Lieber Oskar, die Reise hierher ist erstaunlich einfach, man fährt nach Michelob, und zwar vor sieben Uhr früh vom Staatsbahnhof mit dem Schnellzug und ist nach neun Uhr hier, oder um zwei Uhr mit dem Personenzug und kommt um halb sechs abends an. Auf telegraphische Verständigung hin wird man von uns mit unsern Pferden abgeholt und ist in etwa einer halben Stunde in Zürau. Die Reise kann sowohl als Tagesausflug gemacht werden (Ankunft in Prag vor 10 Uhr abends) oder für länger, denn in meinem Zimmer sind zwei ausgezeichnete Nachtlager, ich schlafe indessen in einem andern Zimmer, das so gut ist, dass ich es zu meiner ständigen Wohnung machen würde, wenn es einen Ofen hätte. Auch für Milch und Zugehör wäre genügend vorgesorgt und selbst für ein wenig Fortzutragendes.

Trotzdem - ich kann Euch nicht mit freiem Herzen raten, zu kommen. In der ersten Woche, vielleicht auch noch in der zweiten, war es anders, ich hätte Euch alle hier haben wollen, und wenn ich nicht jeden Einzelnen um den Besuch gebeten habe, so nur deshalb, weil es mir einerseits selbstverständlich schien, dass ihr alle kommen müßtet, und andrerseits die Post, die hier die Gestalt eines launischen unzuverlässigen Burschen hat, einen viel zu langen Weg macht (Zürau-Prag-Zürau = 8 Tage oder überhaupt nicht), um so dringende Nachrichten austragen zu können. - Jetzt aber, in der dritten Woche, wird es hier anders und ich wüßte nichts, was verdienen würde, dass man dazu einlädt. Für mich bleibt Zürau allerdings das alte und ich gedenke mich hier so festzubeißen, dass man zuerst mein Gebiß wird überwältigen müssen, ehe man mich fortbringt (nein, das ist übertrieben und ich hatte nicht den ganzen Überblick, als ich das schrieb). Immerhin für mich ist es hier gut, sonst aber gibt es einiges, was niemandem, selbst Euch, die Ihr so willig seid, gefallen könnte, unter anderem ich selbst oder vielleicht gar nicht "unter anderem", sondern nur ich selbst. Und so bitte ich Euch, zu denen ich offen sprechen darf, fast so herzlich, wie ich Euch früher gebeten hätte zu kommen: kommt jetzt nicht.
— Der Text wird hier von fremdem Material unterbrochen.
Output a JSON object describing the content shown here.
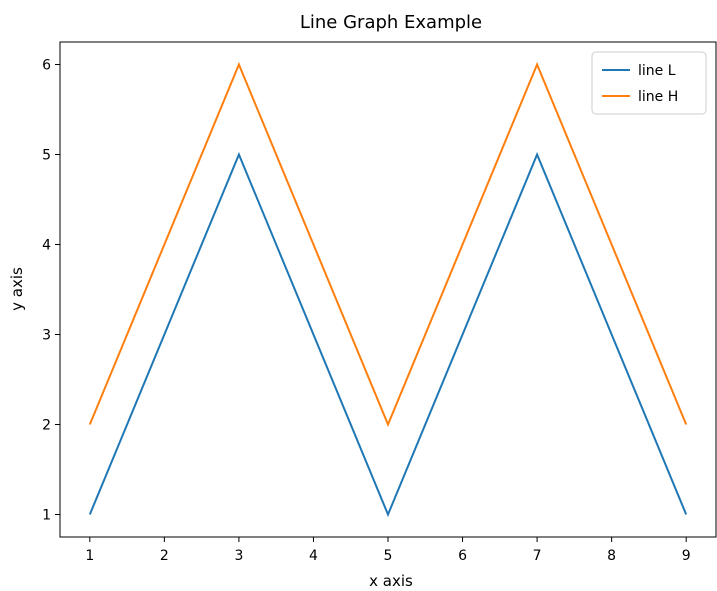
{
  "chart_data": {
    "type": "line",
    "title": "Line Graph Example",
    "xlabel": "x axis",
    "ylabel": "y axis",
    "x": [
      1,
      2,
      3,
      4,
      5,
      6,
      7,
      8,
      9
    ],
    "xlim": [
      0.6,
      9.4
    ],
    "ylim": [
      0.75,
      6.25
    ],
    "xticks": [
      1,
      2,
      3,
      4,
      5,
      6,
      7,
      8,
      9
    ],
    "yticks": [
      1,
      2,
      3,
      4,
      5,
      6
    ],
    "grid": false,
    "legend_position": "top-right",
    "series": [
      {
        "name": "line L",
        "color": "#1f77b4",
        "values": [
          1,
          3,
          5,
          3,
          1,
          3,
          5,
          3,
          1
        ]
      },
      {
        "name": "line H",
        "color": "#ff7f0e",
        "values": [
          2,
          4,
          6,
          4,
          2,
          4,
          6,
          4,
          2
        ]
      }
    ]
  }
}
Das hat natürlich nichts mit meiner ärztlich bewilligten Krankheit zu tun. Ob es mir besser geht als früher, weiß ich gar nicht, d. h., es geht mir so gut wie früher, ich hatte bisher kein Leiden, das so leicht zu tragen und so zurückhaltend gewesen wäre, es müßte denn sein, dass gerade dies verdächtig scheinen könnte, was es ja vielleicht auch ist. Ich sehe so gut aus, dass mich die Mutter, die Sonntags hier war, auf dem Bahnhof gar nicht erkannte (nebenbei: meine Eltern wissen von der Tuberkuiose nichts; nicht wahr, Ihr seid vorsichtig, wenn Ihr zufällig mit ihnen zusammenkommen solltet), in vierzehn Tagen habe ich eineinhalb Kilogramm zugenommen (morgen wird zum dritten Mal gewogen) und schlafe sehr verschiedenartig, aber der Durchschnitt ist nicht der schlimmste. - Übrigens komme ich nächstens (ich sage "nächstens" und meine "Ende des Monats", ein solcher Herrscher über die Zeit bin ich geworden) nach Prag und Ihr werdet alles, das Schlechte und das Gute, selbst überprüfen können.
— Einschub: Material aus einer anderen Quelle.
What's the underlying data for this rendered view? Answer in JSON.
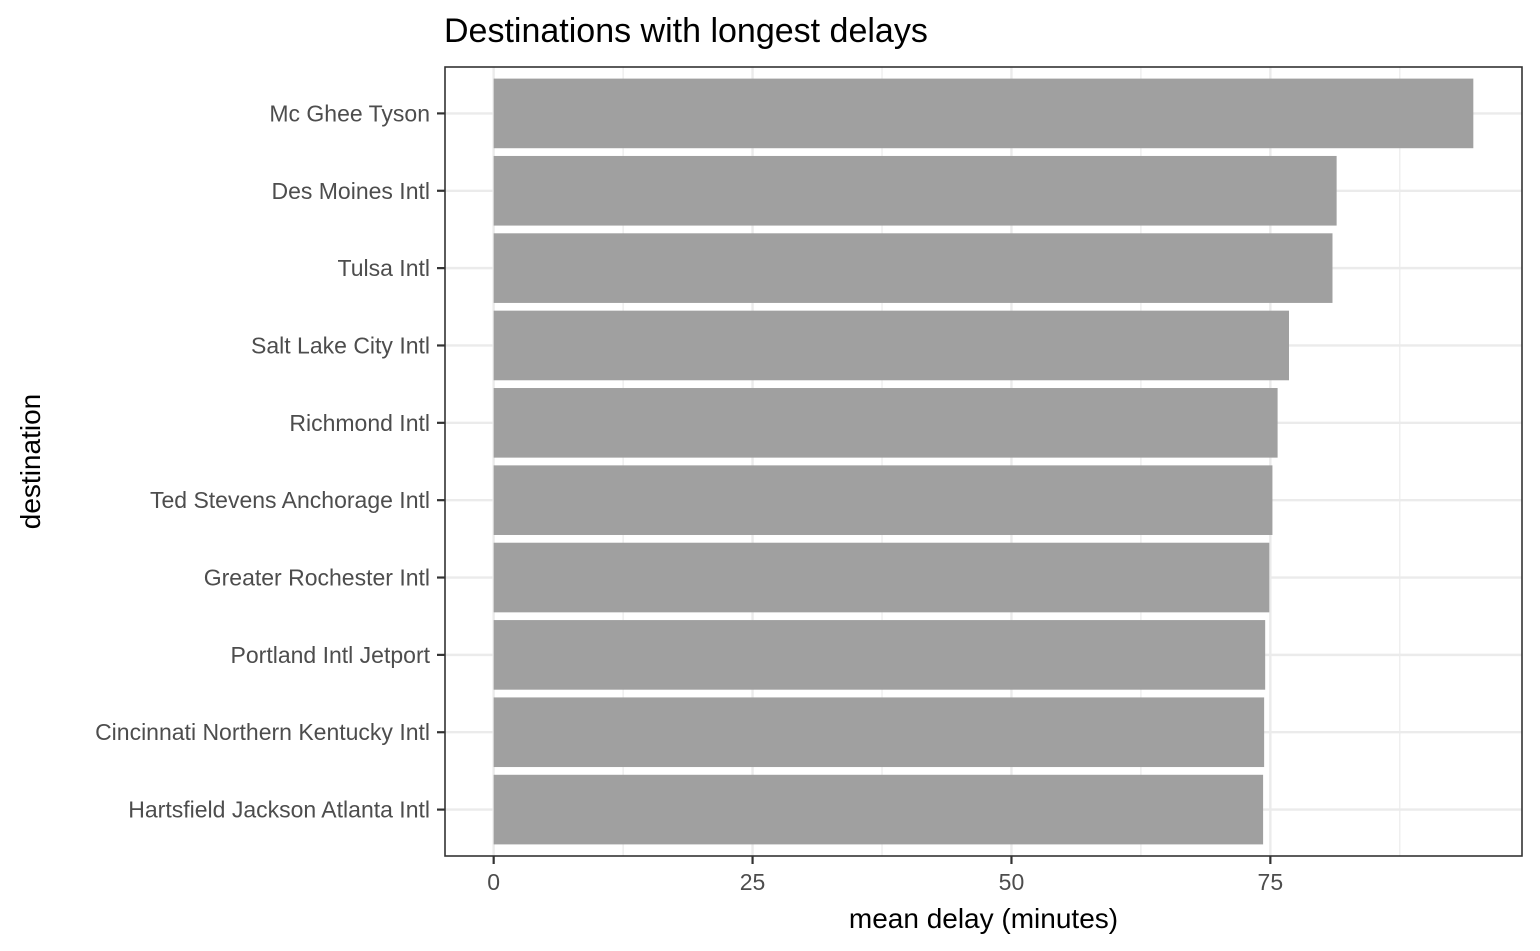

Von dem neuen Rezept, das Ihr uns so freundlich einschickt, sind wir beschämt. Auch diese Sache hat eine Zürauer Entwicklung durchgemacht. Zuerst war man entzückt und das Fehlen der Korke und der Korkmaschine schien ein ganz unwesentliches Hindernis. Dann hat sich das Entzücken verloren und es ist mir die Überzeugung geblieben, dass die Korke und die Korkmaschine auf keine Weise zu beschaffen sein werden. Jetzt schreibt Ihr, dass man die Flaschen auch versiegeln kann. Das könnte die Sache wieder ein wenig beleben. Doch ist allerdings jetzt gerade in der Wirtschaft viel zu tun und Ottla ist in fortwährender großartiger Arbeit.

Eine meiner Hauptsorgen, die sich allerdings nur in Träumen auf dem Liegestuhl äußert, ist: wie ich Euch etwas zu essen verschaffen könnte. Es ist leider wenig zu haben und auf dieses Wenige sind wir, die wir weder Hühner noch Kühe noch genügend Korn haben, angewiesen und was wir darüber hinaus an Butter und Eiern zusammenbekommen, danach schreit die Prager Familie. Wollt Ihr Wild? Vorläufig habe ich für Euch vier Kilogramm schönen Mehls aufgehoben, die gehören Euch und Ihr bekommt sie spätestens, sobald ich nach Prag komme; ich weiß, im Dunkel des kommenden Winters ist das nur ein winziges Licht.